Algorithms for Stochastic Mixed-integer Nonlinear Programming and Long Term Optimization of Electric Power Systems

This thesis addresses two challenging problems. The first part is focused on developing algorithms and software for two-stage stochastic mixed-integer nonlinear programming problems (SMINLPs). The second part is on the longterm

planning of power systems. Stochastic programming, also known as stochastic optimization, is a mathematical

framework to model decision-making under uncertainty that has been widely applied in process systems engineering (PSE). Two-stage stochastic mixed integer programming (SMIPs) is a special case of stochastic programming that

considers first and second stage decisions made sequentially with both discrete and continuous variables. Although there have been algorithmic advances in

linear SMIPs, the decomposition algorithms to address the nonlinear counterpart, stochastic mixed-integer nonlinear programs (SMINLPs), are few.
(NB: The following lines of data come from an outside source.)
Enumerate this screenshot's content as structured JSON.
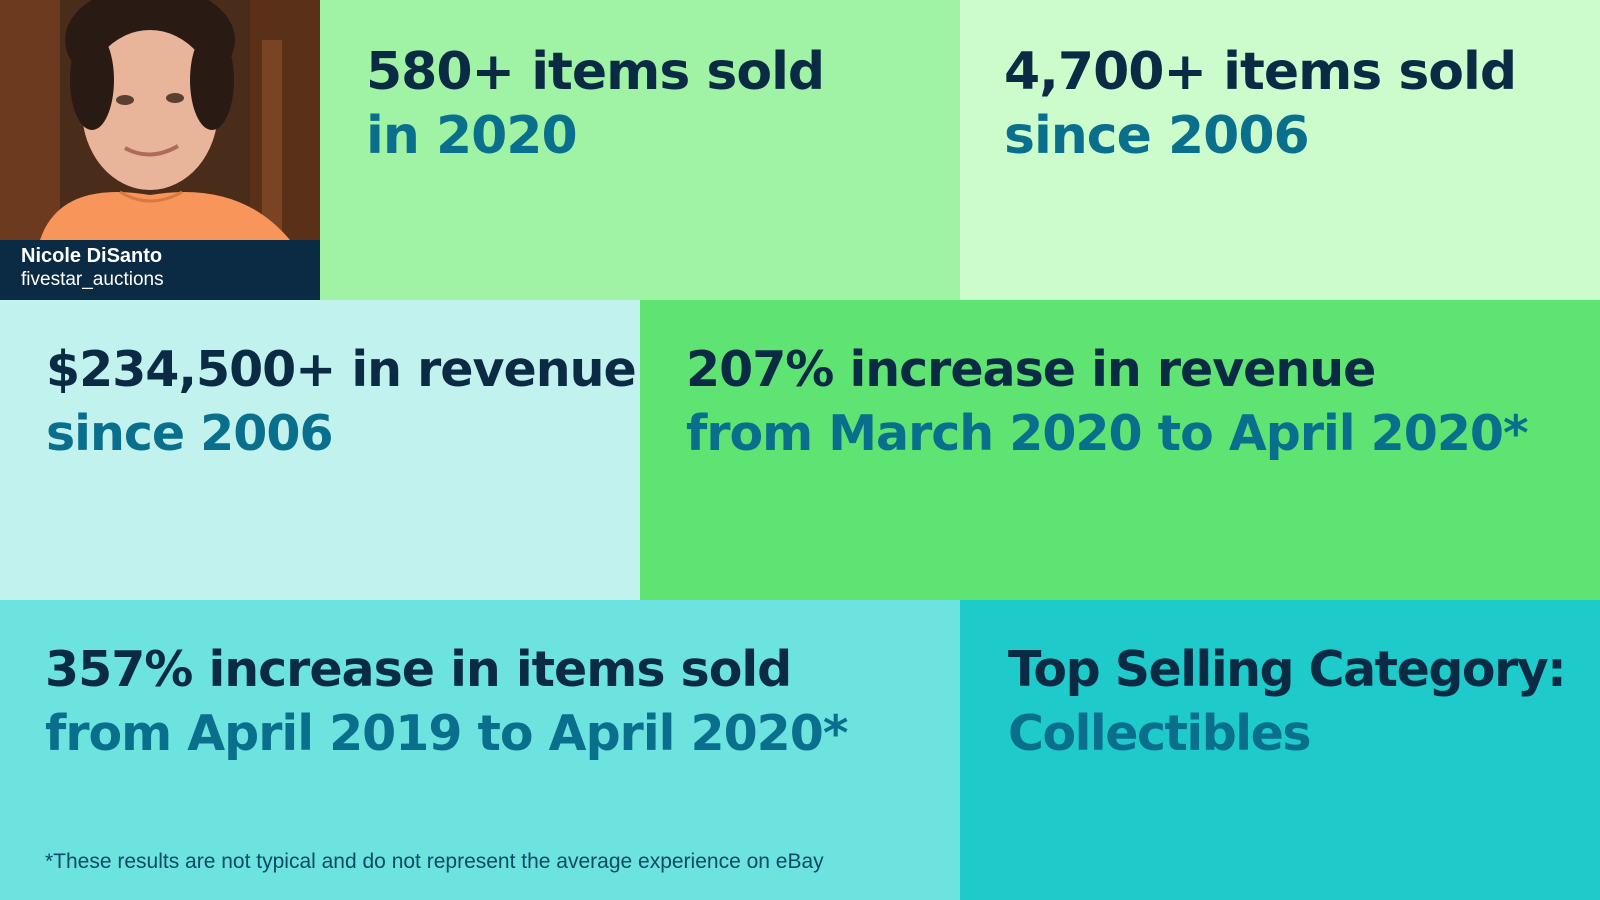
{
  "profile": {
    "name": "Nicole DiSanto",
    "handle": "fivestar_auctions"
  },
  "stats": [
    {
      "headline": "580+ items sold",
      "detail": "in 2020"
    },
    {
      "headline": "4,700+ items sold",
      "detail": "since 2006"
    },
    {
      "headline": "$234,500+ in revenue",
      "detail": "since 2006"
    },
    {
      "headline": "207% increase in revenue",
      "detail": "from March 2020 to April 2020*"
    },
    {
      "headline": "357% increase in items sold",
      "detail": "from April 2019 to April 2020*"
    },
    {
      "headline": "Top Selling Category:",
      "detail": "Collectibles"
    }
  ],
  "footnote": "*These results are not typical and do not represent the average experience on eBay",
  "colors": {
    "navy": "#0b2b44",
    "teal_text": "#0a6f8c",
    "tile_light_green": "#a0f2a4",
    "tile_pale_green": "#ccfbcc",
    "tile_pale_cyan": "#c2f2ed",
    "tile_green": "#5fe473",
    "tile_cyan": "#6de3e0",
    "tile_teal": "#1fcacb"
  }
}
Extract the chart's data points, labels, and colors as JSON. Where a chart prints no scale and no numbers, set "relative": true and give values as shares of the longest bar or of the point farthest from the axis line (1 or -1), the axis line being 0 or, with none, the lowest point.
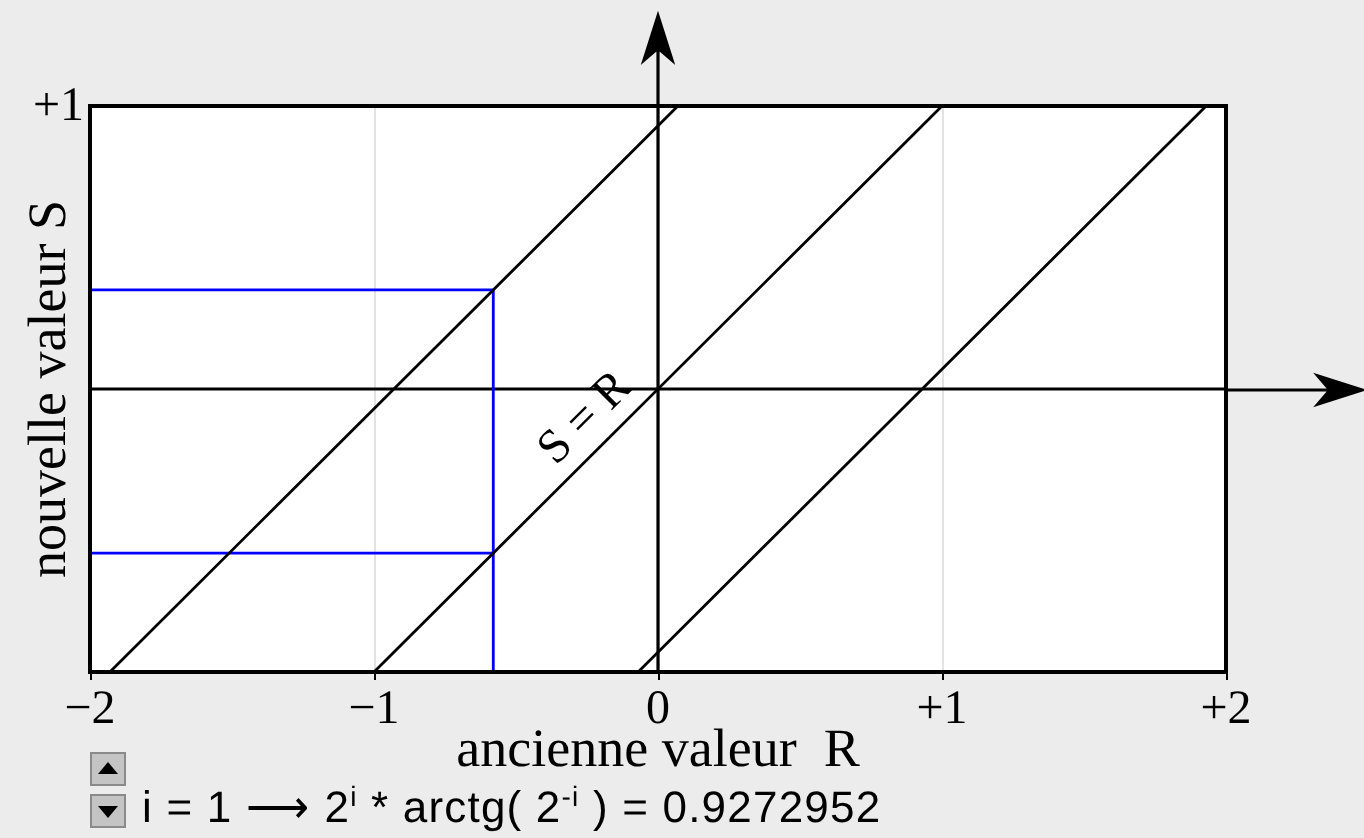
{
  "chart_data": {
    "type": "line",
    "xlabel": "ancienne valeur  R",
    "ylabel": "nouvelle valeur S",
    "xlim": [
      -2,
      2
    ],
    "xticks": [
      {
        "value": -2,
        "label": "−2"
      },
      {
        "value": -1,
        "label": "−1"
      },
      0,
      {
        "value": 1,
        "label": "+1"
      },
      {
        "value": 2,
        "label": "+2"
      }
    ],
    "relative": true,
    "series": [
      {
        "name": "S = R",
        "color": "#000000",
        "x": [
          -1,
          1
        ],
        "values": [
          -1,
          1
        ]
      },
      {
        "color": "#000000",
        "x": [
          -1.93,
          0.07
        ],
        "values": [
          -1,
          1
        ]
      },
      {
        "color": "#000000",
        "x": [
          -0.07,
          1.93
        ],
        "values": [
          -1,
          1
        ]
      },
      {
        "color": "#0000ff",
        "x": [
          -2,
          -0.58,
          -0.58
        ],
        "values": [
          0.35,
          0.35,
          -1
        ]
      },
      {
        "color": "#0000ff",
        "x": [
          -2,
          -0.58
        ],
        "values": [
          -0.58,
          -0.58
        ]
      }
    ],
    "ref_lines": [
      {
        "axis": "x",
        "value": 0,
        "color": "#000000"
      }
    ],
    "grid": "x",
    "legend": false,
    "annotations": [
      "+1",
      "i = 1 ⟶ 2$^{i}$ * arctg( 2$^{-i}$ ) = 0.9272952"
    ]
  }
}
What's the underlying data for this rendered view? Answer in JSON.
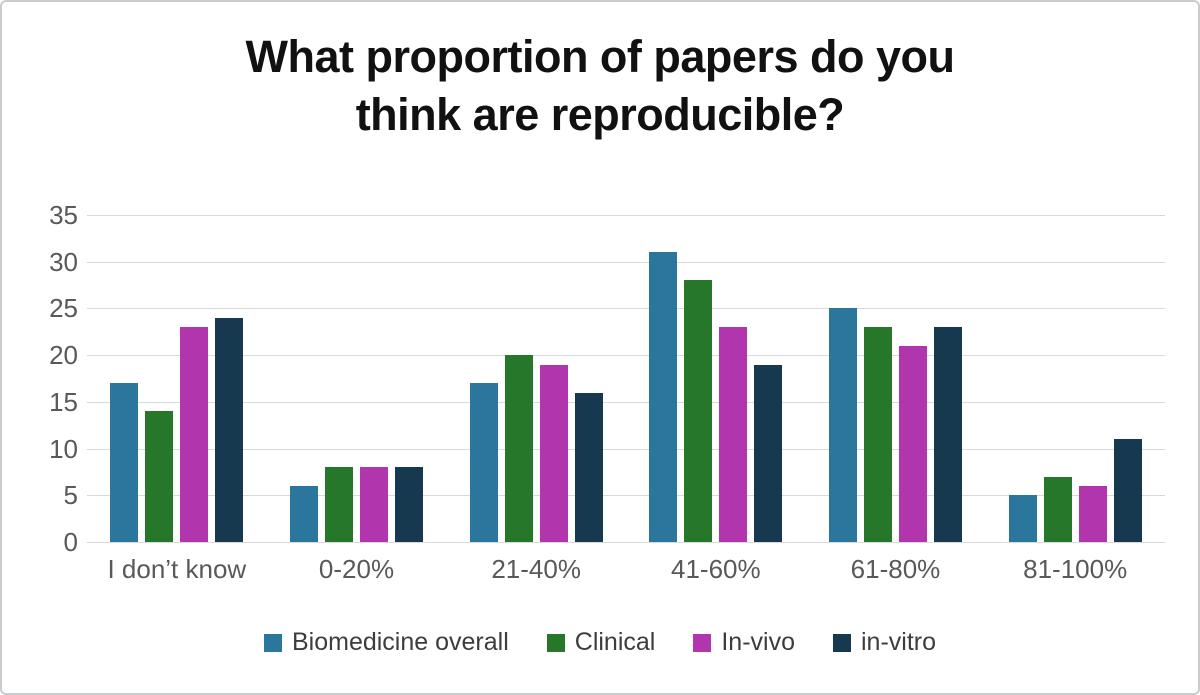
{
  "chart_data": {
    "type": "bar",
    "title": "What proportion of papers do you think are reproducible?",
    "title_lines": [
      "What proportion of papers do you",
      "think are reproducible?"
    ],
    "categories": [
      "I don’t know",
      "0-20%",
      "21-40%",
      "41-60%",
      "61-80%",
      "81-100%"
    ],
    "series": [
      {
        "name": "Biomedicine overall",
        "color": "#2a769c",
        "values": [
          17,
          6,
          17,
          31,
          25,
          5
        ]
      },
      {
        "name": "Clinical",
        "color": "#26772a",
        "values": [
          14,
          8,
          20,
          28,
          23,
          7
        ]
      },
      {
        "name": "In-vivo",
        "color": "#b135ac",
        "values": [
          23,
          8,
          19,
          23,
          21,
          6
        ]
      },
      {
        "name": "in-vitro",
        "color": "#16394f",
        "values": [
          24,
          8,
          16,
          19,
          23,
          11
        ]
      }
    ],
    "xlabel": "",
    "ylabel": "",
    "ylim": [
      0,
      35
    ],
    "ytick_step": 5,
    "grid": "horizontal",
    "legend_position": "bottom",
    "colors": {
      "gridline": "#d9d9d9",
      "axis_label": "#595959",
      "legend_text": "#3d3d3d",
      "title": "#111111",
      "background": "#ffffff"
    }
  }
}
In Part I of this thesis, we propose four decomposition algorithms for different classes

of SMINLPs. For SMINLPs with convex nonlinear constraints, mixed-binary first and second variables, and discrete probability distributions, we propose an improved L-shaped algorithm that combines strengthened Benders cuts and Lagrangean cuts. This algorithm has no guarantee of global optimality. To close the optimality gap, we propose a generalized Benders decomposition-based branch-and-bound algorithm where the stage two problems are convexified sequentially by performing basic steps. For SMINLPs with nonconvex constraints, mixed-binary first and second variables, and discrete probability distributions,

we propose a generalized Benders decomposition-based branch-and-cut algorithm where we combine the Benders cuts derived from convexification of the stage two problems and the Lagrangean cuts. A spatial branch-and-cut algorithm is performed to guarantee convergence to global optimality. Last but not least, a sample-average approximation-based outer approximation algorithm is proposed for nonconvex SMINLPs with continuous probability distributions. This algorithm does internal sampling within an outer approximation framework using confidence interval estimates. Part II addresses generation expansion planning of power systems under high penetration of renewables. We propose a mixed-integer linear programming (MILP) model that incorporates both the investment decisions on the generating units, storage units, and transmission lines, and short-term unit commitment decisions to capture the variations of the renewables. To make the large-scale MILP

model tractable, we propose several spatial and temporal aggregation schemes and adapt the Benders decomposition algorithm and the nested Benders decomposition algorithm to solve the problem efficiently. We also investigate several

different algorithms to select the representative days. Case studies of the ERCOT region are provided to demonstrate the capabilities of our approaches.